Johnson is a master of pacing and suspense. We learn the details of Rist’s crime at the very beginning of the book, but for a good few chapters we are kept wondering whether he’ll be caught, and, if so, how; whether Johnson will get to meet him, and whether he is now behind bars, or out free in the world playing his flute.

The other burning question, of course, is what inspired such an outlandish crime. Edwin Rist was brought up in Claverack, a small town north of New York City, and home-schooled by parents who bred labradoodles for a living, and who devoted themselves to nurturing enthusiasms in their two sons. Edwin was just 11 when he caught by chance on television a demonstration of how to tie a fly for trout fishing. He was instantly captivated — and very soon as preoccupied with fly-tying as with his flute. He befriended a retired ornithology professor willing to sell him bird skins on the cheap. A zookeeper at the Bronx Zoo sent him feathers from the autumn moult of the Macaw, Spoonbill and Tragopan. He took a job chopping logs to fund his new addiction, but the rarest, most gorgeous feathers — and therefore the most elaborate flies — remained, financially, out of his reach. Meantime, what had begun as a hobby had become an obsession.

Over the internet, Rist became part of a shady ‘feather underground’, a community of (all-male) fanatics who had no interest whatsoever in fishing — ‘People don’t actually fish with this shit, right?’ one tells Johnson — but who would go to almost any lengths to lay their hands on exotic feathers to tie flies. ‘God, Family, Feathers’ was the motto of one, while another described fly-tying as ‘like a drug, nothing else matters, nothing else compares’.

Rist’s new cronies were a disparate lot: a blacksmith, a retired detective, a dentist (what is it with dentists and endangered creatures?). But they had in common a breathtaking hubris: a belief that they could slice apart some of the most beautiful creatures in the natural world, and put them back together to make something more beautiful still. Dyed feathers just wouldn’t do. ‘The knowledge of the falsity eats at you,’ Rist tells Johnson when they finally meet for an eight-hour hall-of-mirrors encounter during which Rist tries to persuade Johnson that he is not a thief, and that by snatching the Tring birds he was actually saving the lives of birds in the wild.

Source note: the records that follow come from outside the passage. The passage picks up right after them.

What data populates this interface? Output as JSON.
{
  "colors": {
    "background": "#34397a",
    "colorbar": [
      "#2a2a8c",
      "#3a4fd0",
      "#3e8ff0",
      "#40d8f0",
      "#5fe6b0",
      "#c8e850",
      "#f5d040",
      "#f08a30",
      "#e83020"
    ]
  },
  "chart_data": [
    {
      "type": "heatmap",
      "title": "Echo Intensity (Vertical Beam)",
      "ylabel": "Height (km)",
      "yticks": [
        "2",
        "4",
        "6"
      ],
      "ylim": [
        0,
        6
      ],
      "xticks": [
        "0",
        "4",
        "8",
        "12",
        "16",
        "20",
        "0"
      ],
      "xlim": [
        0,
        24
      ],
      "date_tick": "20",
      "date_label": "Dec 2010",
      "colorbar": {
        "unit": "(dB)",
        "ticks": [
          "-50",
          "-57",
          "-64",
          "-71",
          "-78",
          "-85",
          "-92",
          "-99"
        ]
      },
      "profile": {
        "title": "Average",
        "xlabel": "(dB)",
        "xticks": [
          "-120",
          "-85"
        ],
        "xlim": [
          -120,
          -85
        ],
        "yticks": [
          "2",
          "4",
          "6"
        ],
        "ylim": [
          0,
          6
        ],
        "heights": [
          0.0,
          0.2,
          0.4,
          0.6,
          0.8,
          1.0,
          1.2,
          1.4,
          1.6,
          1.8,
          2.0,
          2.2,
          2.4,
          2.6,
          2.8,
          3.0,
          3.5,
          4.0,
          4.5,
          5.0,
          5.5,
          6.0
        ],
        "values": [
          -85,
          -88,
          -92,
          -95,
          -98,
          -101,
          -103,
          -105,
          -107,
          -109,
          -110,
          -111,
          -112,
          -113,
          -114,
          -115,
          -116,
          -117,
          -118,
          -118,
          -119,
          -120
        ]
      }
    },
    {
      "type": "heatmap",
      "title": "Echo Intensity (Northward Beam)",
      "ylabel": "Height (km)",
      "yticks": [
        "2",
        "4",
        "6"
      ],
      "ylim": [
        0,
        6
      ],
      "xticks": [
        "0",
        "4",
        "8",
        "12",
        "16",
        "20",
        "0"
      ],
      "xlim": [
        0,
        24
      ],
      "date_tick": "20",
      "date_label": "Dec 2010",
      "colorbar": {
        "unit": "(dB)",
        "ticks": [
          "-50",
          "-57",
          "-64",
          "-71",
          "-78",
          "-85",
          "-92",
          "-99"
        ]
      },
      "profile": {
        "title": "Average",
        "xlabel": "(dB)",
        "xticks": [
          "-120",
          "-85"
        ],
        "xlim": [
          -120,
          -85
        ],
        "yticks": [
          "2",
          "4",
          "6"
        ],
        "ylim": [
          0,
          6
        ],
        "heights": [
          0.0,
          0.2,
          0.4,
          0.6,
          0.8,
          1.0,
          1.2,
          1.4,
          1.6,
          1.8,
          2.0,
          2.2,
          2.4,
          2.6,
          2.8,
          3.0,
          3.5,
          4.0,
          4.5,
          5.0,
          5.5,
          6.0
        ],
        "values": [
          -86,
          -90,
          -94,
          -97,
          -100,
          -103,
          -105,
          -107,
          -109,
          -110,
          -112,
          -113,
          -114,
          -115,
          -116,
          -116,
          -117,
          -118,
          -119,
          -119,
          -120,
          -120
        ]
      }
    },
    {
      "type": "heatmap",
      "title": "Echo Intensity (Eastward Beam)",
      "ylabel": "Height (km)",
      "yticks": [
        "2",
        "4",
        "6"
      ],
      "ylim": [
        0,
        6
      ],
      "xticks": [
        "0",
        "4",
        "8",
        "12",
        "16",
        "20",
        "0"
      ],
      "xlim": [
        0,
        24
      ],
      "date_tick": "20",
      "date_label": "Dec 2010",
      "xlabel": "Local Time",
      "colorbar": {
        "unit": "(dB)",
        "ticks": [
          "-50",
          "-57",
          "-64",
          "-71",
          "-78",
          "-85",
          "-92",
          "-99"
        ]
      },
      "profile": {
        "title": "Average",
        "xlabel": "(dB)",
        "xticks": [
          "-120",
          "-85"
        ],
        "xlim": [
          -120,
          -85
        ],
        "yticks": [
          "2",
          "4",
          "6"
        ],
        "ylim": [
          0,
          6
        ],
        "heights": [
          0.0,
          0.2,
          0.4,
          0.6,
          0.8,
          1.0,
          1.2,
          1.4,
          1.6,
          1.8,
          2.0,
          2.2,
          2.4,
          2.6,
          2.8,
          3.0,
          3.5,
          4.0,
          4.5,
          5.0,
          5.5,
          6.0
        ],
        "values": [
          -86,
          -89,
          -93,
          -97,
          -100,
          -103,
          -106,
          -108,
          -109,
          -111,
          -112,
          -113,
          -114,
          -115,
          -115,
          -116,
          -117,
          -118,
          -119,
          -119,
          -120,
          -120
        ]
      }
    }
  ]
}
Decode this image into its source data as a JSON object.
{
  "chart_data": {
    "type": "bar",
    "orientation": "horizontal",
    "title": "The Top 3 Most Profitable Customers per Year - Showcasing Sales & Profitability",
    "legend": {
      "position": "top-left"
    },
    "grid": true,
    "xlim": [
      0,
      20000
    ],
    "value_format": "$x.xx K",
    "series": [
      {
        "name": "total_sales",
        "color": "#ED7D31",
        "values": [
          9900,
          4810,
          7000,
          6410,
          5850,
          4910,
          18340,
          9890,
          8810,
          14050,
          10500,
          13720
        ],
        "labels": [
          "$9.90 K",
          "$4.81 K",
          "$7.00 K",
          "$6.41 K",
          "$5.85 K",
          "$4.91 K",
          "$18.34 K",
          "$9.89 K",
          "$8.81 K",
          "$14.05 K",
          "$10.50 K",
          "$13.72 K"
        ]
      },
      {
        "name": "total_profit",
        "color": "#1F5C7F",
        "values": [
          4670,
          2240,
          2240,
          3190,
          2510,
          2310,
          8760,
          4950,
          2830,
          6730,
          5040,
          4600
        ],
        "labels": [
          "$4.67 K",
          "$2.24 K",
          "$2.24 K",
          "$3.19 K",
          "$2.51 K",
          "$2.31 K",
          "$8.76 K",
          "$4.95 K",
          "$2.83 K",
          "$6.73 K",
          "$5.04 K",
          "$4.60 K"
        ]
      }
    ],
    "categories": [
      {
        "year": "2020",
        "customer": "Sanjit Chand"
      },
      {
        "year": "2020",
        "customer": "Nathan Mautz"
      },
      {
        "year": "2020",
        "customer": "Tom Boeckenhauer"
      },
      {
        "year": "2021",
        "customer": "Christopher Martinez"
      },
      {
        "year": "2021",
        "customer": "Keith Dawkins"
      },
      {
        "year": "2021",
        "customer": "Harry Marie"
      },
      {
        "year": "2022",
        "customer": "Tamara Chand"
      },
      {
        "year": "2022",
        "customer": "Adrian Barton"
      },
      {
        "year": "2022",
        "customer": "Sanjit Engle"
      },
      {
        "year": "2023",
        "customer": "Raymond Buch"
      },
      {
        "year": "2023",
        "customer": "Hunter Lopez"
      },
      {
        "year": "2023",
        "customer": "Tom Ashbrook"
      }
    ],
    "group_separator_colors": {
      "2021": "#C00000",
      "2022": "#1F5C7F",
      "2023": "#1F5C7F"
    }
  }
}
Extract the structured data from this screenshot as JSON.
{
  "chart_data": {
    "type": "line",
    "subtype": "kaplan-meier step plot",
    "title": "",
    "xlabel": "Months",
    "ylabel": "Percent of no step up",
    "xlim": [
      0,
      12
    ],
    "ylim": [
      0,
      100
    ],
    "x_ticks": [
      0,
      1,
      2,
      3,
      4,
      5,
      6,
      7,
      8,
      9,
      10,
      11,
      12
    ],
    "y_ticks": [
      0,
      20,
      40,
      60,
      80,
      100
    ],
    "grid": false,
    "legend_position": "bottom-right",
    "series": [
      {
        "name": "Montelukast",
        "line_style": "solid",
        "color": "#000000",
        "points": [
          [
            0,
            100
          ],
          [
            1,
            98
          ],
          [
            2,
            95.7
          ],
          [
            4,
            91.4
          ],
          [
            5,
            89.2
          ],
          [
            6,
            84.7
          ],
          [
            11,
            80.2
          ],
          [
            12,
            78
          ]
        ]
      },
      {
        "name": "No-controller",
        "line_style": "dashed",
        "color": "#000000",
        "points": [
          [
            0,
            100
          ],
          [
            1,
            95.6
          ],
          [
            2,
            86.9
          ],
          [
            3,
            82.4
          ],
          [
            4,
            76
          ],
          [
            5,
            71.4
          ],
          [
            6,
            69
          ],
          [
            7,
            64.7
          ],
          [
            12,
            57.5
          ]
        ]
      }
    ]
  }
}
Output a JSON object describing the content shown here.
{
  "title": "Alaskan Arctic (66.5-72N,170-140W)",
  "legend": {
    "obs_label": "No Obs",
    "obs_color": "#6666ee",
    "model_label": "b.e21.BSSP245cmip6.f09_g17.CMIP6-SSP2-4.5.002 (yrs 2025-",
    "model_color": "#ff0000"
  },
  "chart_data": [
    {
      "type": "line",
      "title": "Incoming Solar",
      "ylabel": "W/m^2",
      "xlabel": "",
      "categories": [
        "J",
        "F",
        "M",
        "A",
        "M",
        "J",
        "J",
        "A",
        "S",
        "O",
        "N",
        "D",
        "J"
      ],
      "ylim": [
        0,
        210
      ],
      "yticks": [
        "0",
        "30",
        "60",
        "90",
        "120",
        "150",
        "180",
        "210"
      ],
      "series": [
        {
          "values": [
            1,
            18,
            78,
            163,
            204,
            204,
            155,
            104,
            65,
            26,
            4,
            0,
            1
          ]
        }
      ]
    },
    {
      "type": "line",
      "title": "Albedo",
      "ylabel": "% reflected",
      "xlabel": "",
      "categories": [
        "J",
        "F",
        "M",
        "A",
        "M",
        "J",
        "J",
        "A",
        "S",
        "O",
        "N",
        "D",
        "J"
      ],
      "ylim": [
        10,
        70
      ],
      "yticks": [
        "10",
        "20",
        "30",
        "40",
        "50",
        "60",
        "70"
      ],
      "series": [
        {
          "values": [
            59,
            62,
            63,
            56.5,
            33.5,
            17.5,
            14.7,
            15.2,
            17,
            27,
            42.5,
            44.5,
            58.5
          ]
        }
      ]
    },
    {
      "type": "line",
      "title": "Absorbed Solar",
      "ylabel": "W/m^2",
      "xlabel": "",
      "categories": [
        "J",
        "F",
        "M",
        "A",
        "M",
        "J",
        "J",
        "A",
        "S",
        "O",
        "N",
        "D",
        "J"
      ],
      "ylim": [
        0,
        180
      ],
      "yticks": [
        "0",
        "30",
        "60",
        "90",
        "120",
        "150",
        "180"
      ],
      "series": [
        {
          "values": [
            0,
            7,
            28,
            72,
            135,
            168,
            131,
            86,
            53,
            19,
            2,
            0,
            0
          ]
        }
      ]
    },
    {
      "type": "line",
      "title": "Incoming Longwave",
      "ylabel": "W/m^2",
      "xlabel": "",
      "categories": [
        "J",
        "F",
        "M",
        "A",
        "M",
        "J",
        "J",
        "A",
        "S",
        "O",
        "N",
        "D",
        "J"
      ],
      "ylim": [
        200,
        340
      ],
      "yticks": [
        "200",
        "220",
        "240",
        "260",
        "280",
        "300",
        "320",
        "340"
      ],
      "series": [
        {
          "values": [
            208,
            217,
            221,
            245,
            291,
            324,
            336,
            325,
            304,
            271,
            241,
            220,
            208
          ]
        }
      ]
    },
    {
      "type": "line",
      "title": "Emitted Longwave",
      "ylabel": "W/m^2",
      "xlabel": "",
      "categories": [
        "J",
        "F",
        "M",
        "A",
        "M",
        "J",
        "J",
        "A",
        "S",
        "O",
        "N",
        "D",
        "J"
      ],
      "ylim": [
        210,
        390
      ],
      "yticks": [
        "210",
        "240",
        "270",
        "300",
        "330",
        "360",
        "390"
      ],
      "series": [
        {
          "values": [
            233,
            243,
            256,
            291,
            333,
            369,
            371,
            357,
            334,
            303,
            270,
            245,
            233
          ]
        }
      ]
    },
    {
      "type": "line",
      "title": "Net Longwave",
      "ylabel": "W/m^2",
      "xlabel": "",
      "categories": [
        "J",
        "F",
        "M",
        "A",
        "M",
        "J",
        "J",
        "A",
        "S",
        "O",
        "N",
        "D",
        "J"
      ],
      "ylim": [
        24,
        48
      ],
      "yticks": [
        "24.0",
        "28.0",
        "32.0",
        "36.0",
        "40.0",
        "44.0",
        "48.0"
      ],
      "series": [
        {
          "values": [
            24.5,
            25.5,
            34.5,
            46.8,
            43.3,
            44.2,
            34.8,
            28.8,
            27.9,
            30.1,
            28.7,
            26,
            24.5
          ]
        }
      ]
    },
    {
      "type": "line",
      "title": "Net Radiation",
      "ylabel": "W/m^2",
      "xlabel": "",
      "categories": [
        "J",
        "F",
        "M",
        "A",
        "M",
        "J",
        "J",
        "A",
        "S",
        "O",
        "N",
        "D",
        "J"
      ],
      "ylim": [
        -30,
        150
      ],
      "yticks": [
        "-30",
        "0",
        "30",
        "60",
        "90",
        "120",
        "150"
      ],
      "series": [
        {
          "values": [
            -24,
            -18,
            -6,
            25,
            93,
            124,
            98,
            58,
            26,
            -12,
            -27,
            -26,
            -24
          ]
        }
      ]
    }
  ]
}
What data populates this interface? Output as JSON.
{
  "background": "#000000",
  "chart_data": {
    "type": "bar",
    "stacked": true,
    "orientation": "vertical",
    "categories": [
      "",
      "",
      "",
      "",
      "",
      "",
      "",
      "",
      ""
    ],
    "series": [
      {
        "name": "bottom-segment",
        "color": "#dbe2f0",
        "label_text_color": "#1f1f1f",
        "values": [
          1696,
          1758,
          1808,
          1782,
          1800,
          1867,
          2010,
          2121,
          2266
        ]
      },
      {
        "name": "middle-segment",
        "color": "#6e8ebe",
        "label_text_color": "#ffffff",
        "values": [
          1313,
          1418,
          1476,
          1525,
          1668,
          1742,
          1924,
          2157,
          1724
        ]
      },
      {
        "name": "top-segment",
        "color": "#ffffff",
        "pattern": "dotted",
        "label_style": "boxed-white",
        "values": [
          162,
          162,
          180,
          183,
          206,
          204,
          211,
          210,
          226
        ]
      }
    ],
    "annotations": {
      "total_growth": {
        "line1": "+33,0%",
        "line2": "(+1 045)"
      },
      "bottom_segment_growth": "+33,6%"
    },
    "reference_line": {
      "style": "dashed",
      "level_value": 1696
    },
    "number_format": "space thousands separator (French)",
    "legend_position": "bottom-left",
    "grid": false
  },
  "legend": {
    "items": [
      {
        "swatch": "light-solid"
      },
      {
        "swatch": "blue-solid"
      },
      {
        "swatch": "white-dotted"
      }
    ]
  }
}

And how did Johnson become so obsessed with Rist? As he struggled to overcome his PTSD, he took up fly-fishing as a therapy. One day, as he stood waist-deep in a river in northern New Mexico, his fishing guide told him of Rist’s crime. Johnson knew nothing of rare birds or salmon flies, and had no experience of tracking thieves; but, like Rist himself, he became fixated — as tenacious in his pursuit of truth and justice as any fly-tyer in pursuit of feathers. His ambition: to find out whether it was really possible that Rist worked alone, and to restore to Tring all 299 of the stolen birds.

There’s no great climax to this tale, but it’s a tribute to Johnson’s storytelling gifts that when I turned the last page I felt bereft. The odd, but obvious, solution? To seek out his first book, To Be a Friend is Fatal, a memoir of the Iraq war.